Summer in the Village returns with art, music

June 11, 2013

» click to enlarge «
Lathrup Village residentMarion Sanford browses handmade dolls by artist Michele Sapp at last year’s Summer in the Village art fair.

LATHRUP VILLAGE — They are small dolls, some made of recycled plastic, others of fabrics and fiber, all without faces and each with individual inspiration.

“I’m a doll artist who makes African-inspired dolls. They don’t necessarily represent any particular country or culture. I’m more inspired by the spirit of the people,” said Michele Sapp, the artist behind Annie’s Girls. Her business, started in 2002, is named after her grandmother, who passed away the same year.

“When I made my first one, I thought of my grandmother, and it just felt right.”

Sapp is one of nearly 30 artists who will be sharing her creations with the community at the 10th annual Michigan First Summer in the Village June 15. She explained that she makes each doll unique, and though she sees beautiful colors and a love of textures on the outside, with strength and courage and perseverance on the inside, her customers see whatever is invoked within them.

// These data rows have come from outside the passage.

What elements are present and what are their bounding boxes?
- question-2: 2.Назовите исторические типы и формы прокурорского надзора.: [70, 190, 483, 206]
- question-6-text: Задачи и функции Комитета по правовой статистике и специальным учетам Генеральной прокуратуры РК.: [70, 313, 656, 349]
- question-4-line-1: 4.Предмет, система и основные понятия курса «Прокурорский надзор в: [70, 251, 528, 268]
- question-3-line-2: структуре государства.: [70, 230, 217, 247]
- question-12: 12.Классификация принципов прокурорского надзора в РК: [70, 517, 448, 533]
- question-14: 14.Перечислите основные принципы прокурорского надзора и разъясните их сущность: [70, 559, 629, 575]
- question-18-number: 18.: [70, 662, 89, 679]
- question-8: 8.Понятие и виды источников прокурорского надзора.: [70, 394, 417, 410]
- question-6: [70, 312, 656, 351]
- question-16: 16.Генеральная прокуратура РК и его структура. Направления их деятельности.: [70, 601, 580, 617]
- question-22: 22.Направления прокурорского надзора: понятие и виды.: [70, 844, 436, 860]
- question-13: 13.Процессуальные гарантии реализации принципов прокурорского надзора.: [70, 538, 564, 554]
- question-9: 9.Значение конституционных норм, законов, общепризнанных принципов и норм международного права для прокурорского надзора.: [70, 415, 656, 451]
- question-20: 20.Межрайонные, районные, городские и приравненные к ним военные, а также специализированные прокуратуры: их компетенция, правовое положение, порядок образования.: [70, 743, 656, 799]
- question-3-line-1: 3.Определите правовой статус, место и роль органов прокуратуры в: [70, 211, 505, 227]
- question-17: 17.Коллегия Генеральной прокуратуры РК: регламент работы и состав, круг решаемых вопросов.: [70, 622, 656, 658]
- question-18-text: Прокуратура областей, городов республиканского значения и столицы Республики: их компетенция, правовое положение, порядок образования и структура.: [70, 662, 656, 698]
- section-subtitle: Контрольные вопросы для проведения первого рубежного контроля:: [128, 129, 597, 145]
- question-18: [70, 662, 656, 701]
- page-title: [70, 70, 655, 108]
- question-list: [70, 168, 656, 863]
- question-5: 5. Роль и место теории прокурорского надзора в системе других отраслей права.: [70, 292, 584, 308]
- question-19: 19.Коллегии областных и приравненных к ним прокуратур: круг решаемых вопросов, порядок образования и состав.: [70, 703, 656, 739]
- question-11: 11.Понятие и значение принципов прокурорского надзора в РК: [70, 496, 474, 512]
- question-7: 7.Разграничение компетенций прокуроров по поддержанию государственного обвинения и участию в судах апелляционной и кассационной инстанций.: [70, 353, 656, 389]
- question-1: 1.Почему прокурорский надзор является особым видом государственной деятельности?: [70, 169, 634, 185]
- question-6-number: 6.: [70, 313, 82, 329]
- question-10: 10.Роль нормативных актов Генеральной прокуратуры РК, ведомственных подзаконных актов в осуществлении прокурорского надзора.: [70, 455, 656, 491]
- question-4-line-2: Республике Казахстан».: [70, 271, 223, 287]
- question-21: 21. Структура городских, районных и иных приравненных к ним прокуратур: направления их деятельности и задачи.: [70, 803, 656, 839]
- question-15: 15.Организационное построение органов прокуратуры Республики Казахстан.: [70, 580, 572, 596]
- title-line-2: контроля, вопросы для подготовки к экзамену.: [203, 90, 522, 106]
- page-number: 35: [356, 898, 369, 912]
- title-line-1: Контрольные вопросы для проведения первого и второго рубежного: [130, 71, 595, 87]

“That’s because I don’t put faces on the dolls, as a rule. I don’t because I feel that in society, we judge people based on their physical characteristics and we don’t know anything about their true spirit,” Sapp, a Farmington Hills resident, said. “So I prefer to not put faces on them and let the viewer see the inner beauty of the doll.”

Sapp, who is the only artist of her kind in the show, said people really respond to that idea, and her customer base spans males and females, all ages and all races.

Sapp sells her dolls inside the Detroit Institute of Arts and in exhibits across the state. She is even featured in galleries throughout the nation, and said Lathrup Village’s art fair remains among the most accommodating and pleasant experiences she’s had as an artist.

She noted the hard-workers in the city and little things, like assistance during setup and volunteer support, have made her feel welcomed the nine years she’s taken part, and therefor part of the tradition.

“That’s why I keep going back every year,” she added.

City Administrator Jeff Mueller noted that not only is this the 10th Summer in the Village festival, it coincides with Lathrup Village’s 60th anniversary as a city next month. 

“What was at first just trying something out has really turned out to be something that’s stuck around,” Mueller said of the event. “It’s evolved, and I’m really looking forward to it.”

Along with the volunteers, Mueller cites Recreation Coordinator Maralee Rosemond and Art Fair Event Chair Renee McClain, who has chaired all 10 years, as the masterminds behind the annual festival. He said it’s definitely become part of the community.

“We bring in about 6,000 people: residents, people who used to live in the city, people from all over southeastern Michigan,” he added.

The event includes the Oakland County Parks and Recreation-sponsored BBQ Battle, the art fair, free kids’ activities, a mini-pub, a food court and live concerts. The Blues Brothers tribute, “The Soul Men” with “Shady Drive” will journey from Cleveland, Ohio, to be the day’s main act at 7 p.m. Tim McGraw and Beatles tribute bands will also perform.

Admission, parking and activities for kids are free.

The BBQ Battle kicks off at 9 a.m., with awards given at 6 p.m. to the day’s best grill masters. The art fair will run 11 a.m.-7 p.m., and the family-fun area, which includes a kayak in the Lathrup Pond, the Liberty School Butterfly Farm, face painting, Make-n-Take Treasures and other activities, will run 11 a.m.-5 p.m. The mini-pub, complete with entertainment, will feature $2 Michigan craft beers from 11 a.m. until 10:30 p.m.